Data were analyzed using Prism 4.0 (GraphPad Software, Inc.). We used Student’s t-test for assessing statistics involving two experimental groups or conditions, and one-way ANOVA with correction for multiple comparisons by post hoc Tukey’s test for assessing statistics involving more than two experimental groups. Differences were considered significant when the P-value was <0.05. For gene expression data, statistically differentially expressed genes were determined using the DE call function in nSolver 4.0.
MEK inhibition reprograms B cells in Vitro in the setting of BCR engagement
To identify a potential relationship between MAPK pathway inhibition and B cell mediated immune responses, we first assessed the effect of the highly specific MEK inhibitor GDC-0973 (cobimetinib) on isolated splenic B cells in vitro. When B cells isolated from a BALB/c mouse using a negative isolation system were cultured in vitro for 48 hours, only a small portion of these unstimulated isolated B cells appeared to express Breg markers, and the portion of Bregs was also mostly unchanged in the presence of cobimetinib except for a small decrease in the number of T2-MZP cells (CD21hi, CD23hi, and CD24hi) (Fig 1). Therefore, at doses that exceeded physiologic relevance, MEK inhibition appeared to have only minor effects on unstimulated B cell function in vitro.

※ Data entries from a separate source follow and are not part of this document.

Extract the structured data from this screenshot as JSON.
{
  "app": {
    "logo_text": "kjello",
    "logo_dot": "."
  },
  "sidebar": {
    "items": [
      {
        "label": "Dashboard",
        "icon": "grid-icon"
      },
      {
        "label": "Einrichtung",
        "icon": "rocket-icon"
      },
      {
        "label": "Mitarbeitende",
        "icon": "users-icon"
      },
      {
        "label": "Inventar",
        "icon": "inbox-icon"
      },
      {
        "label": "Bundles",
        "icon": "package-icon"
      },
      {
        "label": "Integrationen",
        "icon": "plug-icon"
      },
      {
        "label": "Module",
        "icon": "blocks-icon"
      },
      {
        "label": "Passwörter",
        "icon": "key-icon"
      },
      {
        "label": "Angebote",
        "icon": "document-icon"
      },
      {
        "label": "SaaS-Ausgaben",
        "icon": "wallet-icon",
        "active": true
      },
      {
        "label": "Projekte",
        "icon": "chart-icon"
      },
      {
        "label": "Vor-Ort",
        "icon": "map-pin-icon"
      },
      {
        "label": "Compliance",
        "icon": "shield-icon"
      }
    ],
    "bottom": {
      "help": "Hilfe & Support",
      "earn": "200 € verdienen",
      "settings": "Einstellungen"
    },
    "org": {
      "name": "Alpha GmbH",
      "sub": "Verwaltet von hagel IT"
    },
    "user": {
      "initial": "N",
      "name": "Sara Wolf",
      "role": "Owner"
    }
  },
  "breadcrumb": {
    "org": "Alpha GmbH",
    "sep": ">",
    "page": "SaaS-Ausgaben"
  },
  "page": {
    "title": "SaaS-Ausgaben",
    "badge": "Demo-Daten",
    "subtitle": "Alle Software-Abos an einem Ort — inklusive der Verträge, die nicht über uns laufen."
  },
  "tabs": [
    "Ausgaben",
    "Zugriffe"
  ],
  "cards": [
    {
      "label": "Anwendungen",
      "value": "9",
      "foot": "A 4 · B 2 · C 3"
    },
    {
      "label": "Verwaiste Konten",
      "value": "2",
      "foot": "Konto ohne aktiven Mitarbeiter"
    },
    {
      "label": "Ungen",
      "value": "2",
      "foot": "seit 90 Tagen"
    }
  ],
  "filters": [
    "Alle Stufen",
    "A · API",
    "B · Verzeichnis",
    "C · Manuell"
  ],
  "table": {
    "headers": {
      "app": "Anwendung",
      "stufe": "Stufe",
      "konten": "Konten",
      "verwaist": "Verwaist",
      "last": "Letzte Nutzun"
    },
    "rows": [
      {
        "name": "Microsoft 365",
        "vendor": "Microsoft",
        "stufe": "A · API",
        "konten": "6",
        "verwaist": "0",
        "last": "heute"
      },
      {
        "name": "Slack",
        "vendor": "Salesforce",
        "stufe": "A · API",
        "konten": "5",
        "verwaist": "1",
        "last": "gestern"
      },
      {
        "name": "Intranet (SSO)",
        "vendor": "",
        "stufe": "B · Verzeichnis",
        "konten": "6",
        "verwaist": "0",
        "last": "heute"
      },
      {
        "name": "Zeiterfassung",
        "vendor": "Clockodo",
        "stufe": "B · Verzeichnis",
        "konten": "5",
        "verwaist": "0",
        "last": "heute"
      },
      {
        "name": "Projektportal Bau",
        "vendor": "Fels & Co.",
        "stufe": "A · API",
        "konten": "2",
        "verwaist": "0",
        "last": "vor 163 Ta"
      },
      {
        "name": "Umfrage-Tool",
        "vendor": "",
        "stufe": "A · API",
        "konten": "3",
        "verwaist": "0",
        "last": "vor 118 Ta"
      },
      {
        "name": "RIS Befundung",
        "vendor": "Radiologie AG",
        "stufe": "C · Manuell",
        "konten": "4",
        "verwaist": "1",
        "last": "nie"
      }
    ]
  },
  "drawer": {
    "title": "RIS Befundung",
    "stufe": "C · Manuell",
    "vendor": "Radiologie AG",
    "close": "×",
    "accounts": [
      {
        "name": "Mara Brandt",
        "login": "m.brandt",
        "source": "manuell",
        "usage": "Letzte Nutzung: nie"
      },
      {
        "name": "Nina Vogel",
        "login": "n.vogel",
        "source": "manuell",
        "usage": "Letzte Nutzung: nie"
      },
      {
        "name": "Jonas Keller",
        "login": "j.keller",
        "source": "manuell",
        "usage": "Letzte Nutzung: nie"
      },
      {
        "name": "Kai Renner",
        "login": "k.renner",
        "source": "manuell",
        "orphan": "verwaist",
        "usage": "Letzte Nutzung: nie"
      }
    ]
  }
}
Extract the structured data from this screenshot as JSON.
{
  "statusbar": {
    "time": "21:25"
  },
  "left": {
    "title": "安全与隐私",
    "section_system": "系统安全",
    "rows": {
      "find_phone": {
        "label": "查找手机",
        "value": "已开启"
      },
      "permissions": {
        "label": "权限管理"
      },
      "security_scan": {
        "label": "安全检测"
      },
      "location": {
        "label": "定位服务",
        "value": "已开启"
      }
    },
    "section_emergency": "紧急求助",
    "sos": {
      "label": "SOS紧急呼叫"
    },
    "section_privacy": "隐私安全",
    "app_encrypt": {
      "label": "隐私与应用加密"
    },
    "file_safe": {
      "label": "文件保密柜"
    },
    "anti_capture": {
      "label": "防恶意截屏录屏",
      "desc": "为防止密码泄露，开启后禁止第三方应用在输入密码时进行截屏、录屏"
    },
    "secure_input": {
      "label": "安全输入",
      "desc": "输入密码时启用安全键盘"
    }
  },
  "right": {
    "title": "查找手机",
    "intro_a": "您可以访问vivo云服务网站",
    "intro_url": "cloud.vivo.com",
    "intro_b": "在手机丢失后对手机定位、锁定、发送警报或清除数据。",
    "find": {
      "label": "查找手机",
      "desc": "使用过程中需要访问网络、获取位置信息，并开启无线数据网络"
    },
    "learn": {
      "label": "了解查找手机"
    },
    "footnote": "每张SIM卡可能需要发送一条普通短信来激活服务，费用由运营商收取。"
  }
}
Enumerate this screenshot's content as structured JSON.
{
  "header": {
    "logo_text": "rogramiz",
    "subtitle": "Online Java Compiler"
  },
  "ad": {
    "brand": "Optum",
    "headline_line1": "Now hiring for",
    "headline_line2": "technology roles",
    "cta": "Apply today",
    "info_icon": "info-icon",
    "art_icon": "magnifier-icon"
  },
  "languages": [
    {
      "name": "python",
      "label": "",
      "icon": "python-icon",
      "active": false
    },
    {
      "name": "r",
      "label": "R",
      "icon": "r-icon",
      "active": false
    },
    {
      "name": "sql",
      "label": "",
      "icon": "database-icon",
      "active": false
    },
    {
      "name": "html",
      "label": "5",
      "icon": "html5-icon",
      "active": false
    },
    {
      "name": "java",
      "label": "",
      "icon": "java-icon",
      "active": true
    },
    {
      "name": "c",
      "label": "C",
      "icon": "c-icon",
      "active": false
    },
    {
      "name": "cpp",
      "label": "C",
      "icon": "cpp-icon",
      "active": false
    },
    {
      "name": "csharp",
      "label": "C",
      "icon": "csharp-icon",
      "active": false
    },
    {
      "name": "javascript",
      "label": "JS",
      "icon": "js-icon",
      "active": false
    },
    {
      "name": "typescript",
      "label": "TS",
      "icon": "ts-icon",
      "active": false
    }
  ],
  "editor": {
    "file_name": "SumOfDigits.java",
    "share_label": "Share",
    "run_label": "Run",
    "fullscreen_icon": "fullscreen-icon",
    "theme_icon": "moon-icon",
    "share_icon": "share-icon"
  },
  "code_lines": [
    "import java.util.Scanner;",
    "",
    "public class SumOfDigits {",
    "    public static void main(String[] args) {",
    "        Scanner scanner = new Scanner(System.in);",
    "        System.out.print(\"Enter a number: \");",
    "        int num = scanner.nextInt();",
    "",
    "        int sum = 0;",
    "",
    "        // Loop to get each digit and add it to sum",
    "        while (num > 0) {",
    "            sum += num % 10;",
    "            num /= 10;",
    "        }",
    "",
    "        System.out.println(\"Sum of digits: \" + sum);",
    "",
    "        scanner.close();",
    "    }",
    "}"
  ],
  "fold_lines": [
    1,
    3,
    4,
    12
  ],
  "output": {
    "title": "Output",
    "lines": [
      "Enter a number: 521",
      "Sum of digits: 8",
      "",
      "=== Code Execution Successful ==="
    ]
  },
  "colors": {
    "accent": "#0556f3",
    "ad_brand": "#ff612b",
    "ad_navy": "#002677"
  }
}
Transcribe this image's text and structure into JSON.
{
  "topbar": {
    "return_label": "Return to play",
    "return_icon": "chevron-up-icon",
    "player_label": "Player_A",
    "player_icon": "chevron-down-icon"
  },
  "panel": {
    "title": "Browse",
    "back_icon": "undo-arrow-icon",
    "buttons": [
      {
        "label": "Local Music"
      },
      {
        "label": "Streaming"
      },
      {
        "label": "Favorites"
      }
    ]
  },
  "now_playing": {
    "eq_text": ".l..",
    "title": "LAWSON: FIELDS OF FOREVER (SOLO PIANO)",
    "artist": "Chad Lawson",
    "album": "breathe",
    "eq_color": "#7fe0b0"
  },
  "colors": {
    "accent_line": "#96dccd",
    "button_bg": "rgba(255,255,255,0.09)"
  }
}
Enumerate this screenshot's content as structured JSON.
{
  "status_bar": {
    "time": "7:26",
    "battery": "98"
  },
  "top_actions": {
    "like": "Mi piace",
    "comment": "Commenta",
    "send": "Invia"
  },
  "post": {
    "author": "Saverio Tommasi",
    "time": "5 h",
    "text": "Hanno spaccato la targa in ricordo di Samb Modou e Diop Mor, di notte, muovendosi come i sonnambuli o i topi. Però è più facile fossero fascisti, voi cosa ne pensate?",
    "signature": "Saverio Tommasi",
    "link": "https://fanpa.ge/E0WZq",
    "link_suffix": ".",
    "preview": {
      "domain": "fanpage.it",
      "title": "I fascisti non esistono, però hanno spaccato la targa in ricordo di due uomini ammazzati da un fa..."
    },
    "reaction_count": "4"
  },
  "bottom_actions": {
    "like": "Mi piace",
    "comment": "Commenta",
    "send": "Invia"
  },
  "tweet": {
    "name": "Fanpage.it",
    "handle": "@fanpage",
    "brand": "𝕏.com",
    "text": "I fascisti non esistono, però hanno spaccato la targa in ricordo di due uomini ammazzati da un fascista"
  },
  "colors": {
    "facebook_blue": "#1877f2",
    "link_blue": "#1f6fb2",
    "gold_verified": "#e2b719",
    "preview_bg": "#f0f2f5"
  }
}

Because the MAPK pathway partially mediates B cell responses to antigen stimulation , we further investigated the effects of MEK inhibition in the setting of BCR engagement. Using anti-IgM antibodies to stimulate BCR signaling, and in combination with anti-CD40 co-stimulation to further enhance the number of Bregs, we observed marked phenotypic B cell changes in the presence of cobimetinib (Fig 1). Whereas anti-IgM and anti-CD40 stimulation increased the percentage of B cells that expressed Breg markers CD5 and CD1d (B10 cells), TIM1 (TIM1+ B cells), and CD21, CD23, and CD24 (T2-MZP cells) these effects were partially abrogated by MEKi. In particular, expression of CD5 and TIM1 were significantly decreased in the setting of cobimetinib, whereas the expression of CD1d and CD24 were less affected by cobimetinib. While MEK inhibition with cobimetinib had marked effects on the expression of Breg markers, the percentage of live B cells was not significantly affected by cobimetinib. Together these observations suggested that cobimetinib can inhibit B cell function in the setting of BCR engagement in vitro, by reducing the development of Bregs.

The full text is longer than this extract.